Реакция на смерть королевы в Вене и в Палермо представляет любопытный контраст. В Вене уже происходил конгресс союзных наций; балы поэтому устраивались почти каждую ночь. Двор скорбел – но и только. Министр иностранных дел Франции Талейран[156]
писал Людовику XVIII: «О королеве Неаполя едва ли вспоминают. Ее смерть, кажется, доставила изрядное облегчение мсье де Меттерниху». В Палермо, с другой стороны, все театры закрылись на месяц, а официальный траур длился полгода. Поминальные мессы служили в каждом городском храме. В Неаполе Мюраты, получив это известие, приостановили формальный прием. Что касается Фердинанда, тот повел себя не слишком сообразно обстоятельствам. 27 ноября, когда не прошло и трех месяцев после смерти супруги, шестидесятитрехлетний король женился на своей давней любовнице, сорокачетырехлетней принцессе Партаннской, которая ныне, по некоей сицилийской причуде, сделалась герцогиней Флоридийской. Несмотря на семерых детей, которых родила своему покойному мужу, она, если верить слухам, бродившим по Палермо, щедро расточала свою благосклонность; наследный принц, в частности, не скрывал своего неодобрения, чем заслужил знаменитую отповедь отца: «Penza a Mammeta, figlio mio, penza a Mammeta!»[157] Но после Марии-Каролины принцесса-герцогиня казалась глотком свежего воздуха – она всегда улыбалась, охотно смеялась, не выказывала ни малейшего интереса к политике и дарила Фердинанду – по всеобщему мнению – подлинное счастье.Немалое напряжение возникло в том числе и для тех, кто состоял в делегациях Венского конгресса, в конце февраля 1815 года, когда Наполеон бежал с Эльбы, собрал армию (преимущественно из солдат Людовика XVIII, отправленных его остановить) и триумфально вступил в Париж. Заметным исключением оказался Иоахим Мюрат, который немедленно переметнулся на сторону бывшего повелителя, ибо увидел (или ему почудилось) возможность создания объединенной Италии – разумеется, с собою в качестве ее короля. Располагая армией примерно в 40 000 штыков, он пошел на Милан, в очередной раз призывая всех итальянских патриотов под свои знамена. На этот призыв никто не откликнулся. Люди устали воевать. Кое-кто одобрительно покивал – но и только. Австрийцы поначалу отступили, поскольку их силы в этой местности были малочисленными; но в апреле они перешли в наступление и 3 мая при Толентино дали Мюрату генеральное сражение. Мюрат воевал, как обычно, доблестно, однако он безнадежно уступал врагу в численности, потерял 4000 человек и всю артиллерию и был вынужден оставить поле боя. Через две недели, обескураженный, он вернулся в Неаполь.

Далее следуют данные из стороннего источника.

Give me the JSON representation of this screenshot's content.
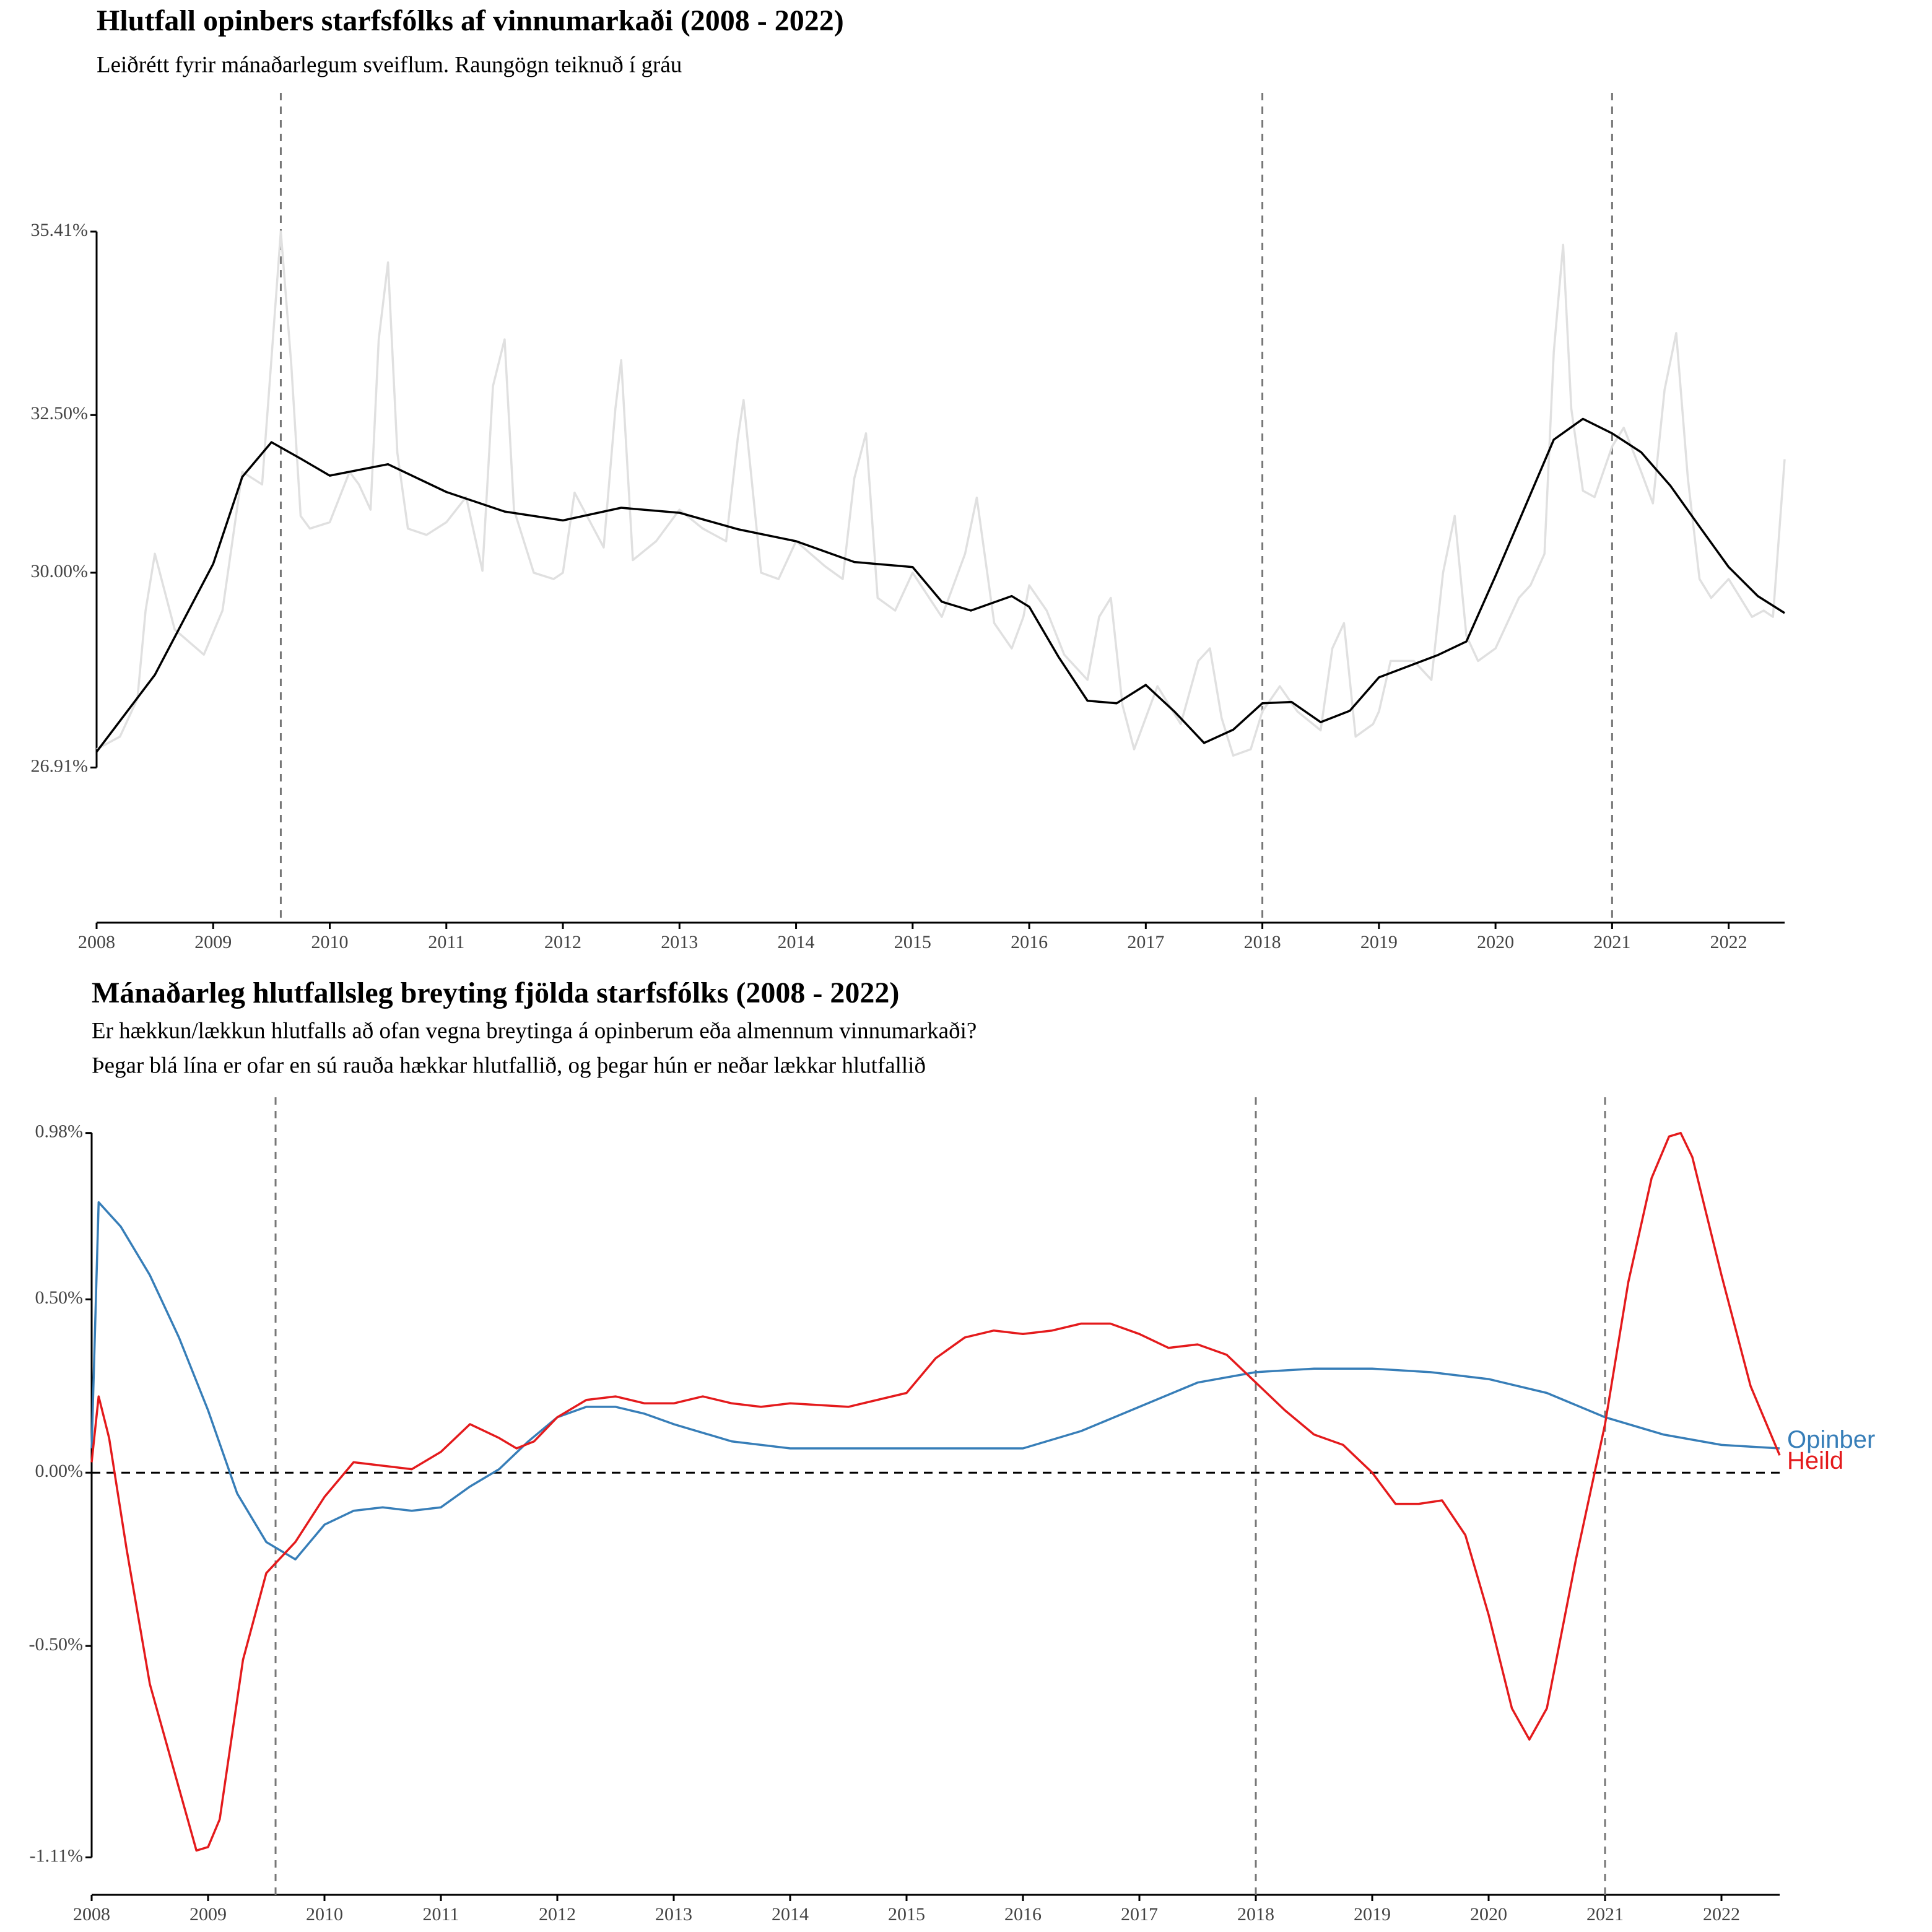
{
  "chart_data": [
    {
      "type": "line",
      "title": "Hlutfall opinbers starfsfólks af vinnumarkaði (2008 - 2022)",
      "subtitle": [
        "Leiðrétt fyrir mánaðarlegum sveiflum. Raungögn teiknuð í gráu"
      ],
      "xlim": [
        2008,
        2022.48
      ],
      "xticks": [
        2008,
        2009,
        2010,
        2011,
        2012,
        2013,
        2014,
        2015,
        2016,
        2017,
        2018,
        2019,
        2020,
        2021,
        2022
      ],
      "ylim": [
        24.45,
        37.61
      ],
      "yticks": [
        {
          "value": 26.91,
          "label": "26.91%"
        },
        {
          "value": 30.0,
          "label": "30.00%"
        },
        {
          "value": 32.5,
          "label": "32.50%"
        },
        {
          "value": 35.41,
          "label": "35.41%"
        }
      ],
      "vlines": [
        2009.58,
        2018,
        2021
      ],
      "series": [
        {
          "color": "#e0e0e0",
          "x": [
            2008.0,
            2008.2,
            2008.35,
            2008.42,
            2008.5,
            2008.67,
            2008.92,
            2009.08,
            2009.25,
            2009.42,
            2009.5,
            2009.58,
            2009.67,
            2009.75,
            2009.83,
            2010.0,
            2010.17,
            2010.25,
            2010.35,
            2010.42,
            2010.5,
            2010.58,
            2010.67,
            2010.83,
            2011.0,
            2011.17,
            2011.31,
            2011.4,
            2011.5,
            2011.58,
            2011.75,
            2011.92,
            2012.0,
            2012.1,
            2012.35,
            2012.45,
            2012.5,
            2012.6,
            2012.8,
            2013.0,
            2013.2,
            2013.4,
            2013.5,
            2013.55,
            2013.7,
            2013.85,
            2014.0,
            2014.25,
            2014.4,
            2014.5,
            2014.6,
            2014.7,
            2014.85,
            2015.0,
            2015.25,
            2015.45,
            2015.55,
            2015.7,
            2015.85,
            2015.95,
            2016.0,
            2016.15,
            2016.3,
            2016.5,
            2016.6,
            2016.7,
            2016.8,
            2016.9,
            2017.0,
            2017.1,
            2017.3,
            2017.45,
            2017.55,
            2017.65,
            2017.75,
            2017.9,
            2018.0,
            2018.15,
            2018.3,
            2018.5,
            2018.6,
            2018.7,
            2018.8,
            2018.95,
            2019.0,
            2019.1,
            2019.3,
            2019.45,
            2019.55,
            2019.65,
            2019.75,
            2019.85,
            2020.0,
            2020.2,
            2020.3,
            2020.42,
            2020.5,
            2020.58,
            2020.65,
            2020.75,
            2020.85,
            2021.0,
            2021.1,
            2021.25,
            2021.35,
            2021.45,
            2021.55,
            2021.65,
            2021.75,
            2021.85,
            2022.0,
            2022.1,
            2022.2,
            2022.3,
            2022.38,
            2022.48
          ],
          "values": [
            27.2,
            27.4,
            28.0,
            29.4,
            30.3,
            29.1,
            28.7,
            29.4,
            31.6,
            31.4,
            33.4,
            35.41,
            33.3,
            30.9,
            30.7,
            30.8,
            31.6,
            31.4,
            31.0,
            33.7,
            34.92,
            31.9,
            30.7,
            30.6,
            30.8,
            31.2,
            30.03,
            32.96,
            33.7,
            31.0,
            30.0,
            29.9,
            30.0,
            31.27,
            30.4,
            32.6,
            33.37,
            30.2,
            30.5,
            31.0,
            30.7,
            30.5,
            32.13,
            32.74,
            30.0,
            29.9,
            30.5,
            30.1,
            29.9,
            31.5,
            32.21,
            29.6,
            29.4,
            30.0,
            29.3,
            30.3,
            31.19,
            29.2,
            28.8,
            29.3,
            29.8,
            29.4,
            28.7,
            28.3,
            29.3,
            29.6,
            27.9,
            27.2,
            27.7,
            28.2,
            27.6,
            28.6,
            28.8,
            27.7,
            27.1,
            27.2,
            27.8,
            28.2,
            27.8,
            27.5,
            28.8,
            29.2,
            27.4,
            27.6,
            27.8,
            28.6,
            28.6,
            28.3,
            30.0,
            30.9,
            29.0,
            28.6,
            28.8,
            29.6,
            29.8,
            30.3,
            33.5,
            35.2,
            32.6,
            31.3,
            31.2,
            32.0,
            32.3,
            31.6,
            31.1,
            32.9,
            33.8,
            31.5,
            29.9,
            29.6,
            29.9,
            29.6,
            29.3,
            29.4,
            29.3,
            31.8
          ]
        },
        {
          "color": "#000000",
          "x": [
            2008.0,
            2008.5,
            2009.0,
            2009.25,
            2009.5,
            2009.75,
            2010.0,
            2010.5,
            2011.0,
            2011.5,
            2012.0,
            2012.5,
            2013.0,
            2013.5,
            2014.0,
            2014.5,
            2015.0,
            2015.25,
            2015.5,
            2015.85,
            2016.0,
            2016.25,
            2016.5,
            2016.75,
            2017.0,
            2017.25,
            2017.5,
            2017.75,
            2018.0,
            2018.25,
            2018.5,
            2018.75,
            2019.0,
            2019.5,
            2019.75,
            2020.0,
            2020.25,
            2020.5,
            2020.75,
            2021.0,
            2021.25,
            2021.5,
            2021.75,
            2022.0,
            2022.25,
            2022.48
          ],
          "values": [
            27.16,
            28.38,
            30.14,
            31.52,
            32.07,
            31.81,
            31.54,
            31.72,
            31.28,
            30.97,
            30.83,
            31.03,
            30.95,
            30.69,
            30.5,
            30.17,
            30.09,
            29.54,
            29.4,
            29.63,
            29.46,
            28.67,
            27.97,
            27.93,
            28.22,
            27.79,
            27.3,
            27.51,
            27.93,
            27.95,
            27.63,
            27.81,
            28.34,
            28.69,
            28.91,
            29.95,
            31.03,
            32.11,
            32.44,
            32.21,
            31.91,
            31.38,
            30.73,
            30.09,
            29.63,
            29.36
          ]
        }
      ]
    },
    {
      "type": "line",
      "title": "Mánaðarleg hlutfallsleg breyting fjölda starfsfólks (2008 - 2022)",
      "subtitle": [
        "Er hækkun/lækkun hlutfalls að ofan vegna breytinga á opinberum eða almennum vinnumarkaði?",
        "Þegar blá lína er ofar en sú rauða hækkar hlutfallið, og þegar hún er neðar lækkar hlutfallið"
      ],
      "xlim": [
        2008,
        2022.5
      ],
      "xticks": [
        2008,
        2009,
        2010,
        2011,
        2012,
        2013,
        2014,
        2015,
        2016,
        2017,
        2018,
        2019,
        2020,
        2021,
        2022
      ],
      "ylim": [
        -1.218,
        1.083
      ],
      "yticks": [
        {
          "value": -1.11,
          "label": "-1.11%"
        },
        {
          "value": -0.5,
          "label": "-0.50%"
        },
        {
          "value": 0,
          "label": "0.00%"
        },
        {
          "value": 0.5,
          "label": "0.50%"
        },
        {
          "value": 0.98,
          "label": "0.98%"
        }
      ],
      "vlines": [
        2009.58,
        2018,
        2021
      ],
      "hline": 0,
      "series": [
        {
          "name": "Opinber",
          "color": "#377eb8",
          "x": [
            2008.0,
            2008.06,
            2008.25,
            2008.5,
            2008.75,
            2009.0,
            2009.25,
            2009.5,
            2009.75,
            2010.0,
            2010.25,
            2010.5,
            2010.75,
            2011.0,
            2011.25,
            2011.5,
            2011.75,
            2012.0,
            2012.25,
            2012.5,
            2012.75,
            2013.0,
            2013.5,
            2014.0,
            2014.5,
            2015.0,
            2015.5,
            2016.0,
            2016.5,
            2017.0,
            2017.5,
            2018.0,
            2018.5,
            2019.0,
            2019.5,
            2020.0,
            2020.5,
            2021.0,
            2021.5,
            2022.0,
            2022.5
          ],
          "values": [
            0.07,
            0.78,
            0.71,
            0.57,
            0.39,
            0.18,
            -0.06,
            -0.2,
            -0.25,
            -0.15,
            -0.11,
            -0.1,
            -0.11,
            -0.1,
            -0.04,
            0.01,
            0.09,
            0.16,
            0.19,
            0.19,
            0.17,
            0.14,
            0.09,
            0.07,
            0.07,
            0.07,
            0.07,
            0.07,
            0.12,
            0.19,
            0.26,
            0.29,
            0.3,
            0.3,
            0.29,
            0.27,
            0.23,
            0.16,
            0.11,
            0.08,
            0.07
          ]
        },
        {
          "name": "Heild",
          "color": "#e41a1c",
          "x": [
            2008.0,
            2008.06,
            2008.15,
            2008.3,
            2008.5,
            2008.75,
            2008.9,
            2009.0,
            2009.1,
            2009.3,
            2009.5,
            2009.75,
            2010.0,
            2010.25,
            2010.5,
            2010.75,
            2011.0,
            2011.25,
            2011.5,
            2011.65,
            2011.8,
            2012.0,
            2012.25,
            2012.5,
            2012.75,
            2013.0,
            2013.25,
            2013.5,
            2013.75,
            2014.0,
            2014.5,
            2015.0,
            2015.25,
            2015.5,
            2015.75,
            2016.0,
            2016.25,
            2016.5,
            2016.75,
            2017.0,
            2017.25,
            2017.5,
            2017.75,
            2018.0,
            2018.25,
            2018.5,
            2018.75,
            2019.0,
            2019.2,
            2019.4,
            2019.6,
            2019.8,
            2020.0,
            2020.2,
            2020.35,
            2020.5,
            2020.75,
            2021.0,
            2021.2,
            2021.4,
            2021.55,
            2021.65,
            2021.75,
            2022.0,
            2022.25,
            2022.5
          ],
          "values": [
            0.03,
            0.22,
            0.1,
            -0.22,
            -0.61,
            -0.91,
            -1.09,
            -1.08,
            -1.0,
            -0.54,
            -0.29,
            -0.2,
            -0.07,
            0.03,
            0.02,
            0.01,
            0.06,
            0.14,
            0.1,
            0.07,
            0.09,
            0.16,
            0.21,
            0.22,
            0.2,
            0.2,
            0.22,
            0.2,
            0.19,
            0.2,
            0.19,
            0.23,
            0.33,
            0.39,
            0.41,
            0.4,
            0.41,
            0.43,
            0.43,
            0.4,
            0.36,
            0.37,
            0.34,
            0.26,
            0.18,
            0.11,
            0.08,
            0.0,
            -0.09,
            -0.09,
            -0.08,
            -0.18,
            -0.41,
            -0.68,
            -0.77,
            -0.68,
            -0.25,
            0.14,
            0.55,
            0.85,
            0.97,
            0.98,
            0.91,
            0.57,
            0.25,
            0.05
          ]
        }
      ]
    }
  ]
}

Его жена Каролина старалась сплотить и уберечь город. Как и сам Мюрат, она никогда не страдала дефицитом мужества. Англо-сицилийский флот под началом коммодора сэра Джорджа Кэмпбелла бросил якорь в заливе, угрожая бомбардировкой, а городские лаццарони становились все беспокойнее, тоскуя по королю, который говорил на одном с ними языке и был для этой публики одним из них. Каролина отказывалась покидать город и ежедневно проезжала по улицам, дабы показать, что она все еще владеет ситуацией. На самом деле она, как и ее муж, понимала, что «великое приключение» закончилось. Оставалось лишь надеяться на такое соглашение с союзниками, которое позволит им сохранить хотя бы остатки чести и достоинства. 20 мая в Казаланце близ Капуи был подписан договор, который предусматривал возвращение Фердинанда на трон Неаполитанского королевства; тот помиловал бывших врагов, военных и политических, и как бы начал правление с чистого листа.
Мюрата не было среди тех, кто поставил свою подпись под документом. Он снял свой великолепный мундир и в скромной гражданской одежде, в сопровождении нескольких офицеров и камердинера, выехал из города накануне. К тому времени его жена, с четырьмя детьми и двумя гувернантками-англичанками, уже находилась на борту «Тремендоуса» коммодора Кэмпбелла и плыла в Триест. По словам одной из гувернанток, мисс Кэтрин Дэвис, Каролине «позволили забрать из дворца все, что она сочтет необходимым». Это необходимое включало в том числе «любимую однорогую корову, носившую имя Каролина в честь правительницы, чтобы она могла поить детей молоком в ходе плавания». Бывшей королеве предстояло перенести еще одно унижение, прежде чем она покинула неаполитанские воды: на выходе из залива «Тремендоус» разошелся с кораблем короля Фердинанда. Кэмпбелл не стал скрывать от Каролины данное обстоятельство и объяснил, что должен дать его величеству салют из двадцати одной пушки («без этой церемонии, – позже прокомментировала Каролина, – мы вполне могли бы обойтись»).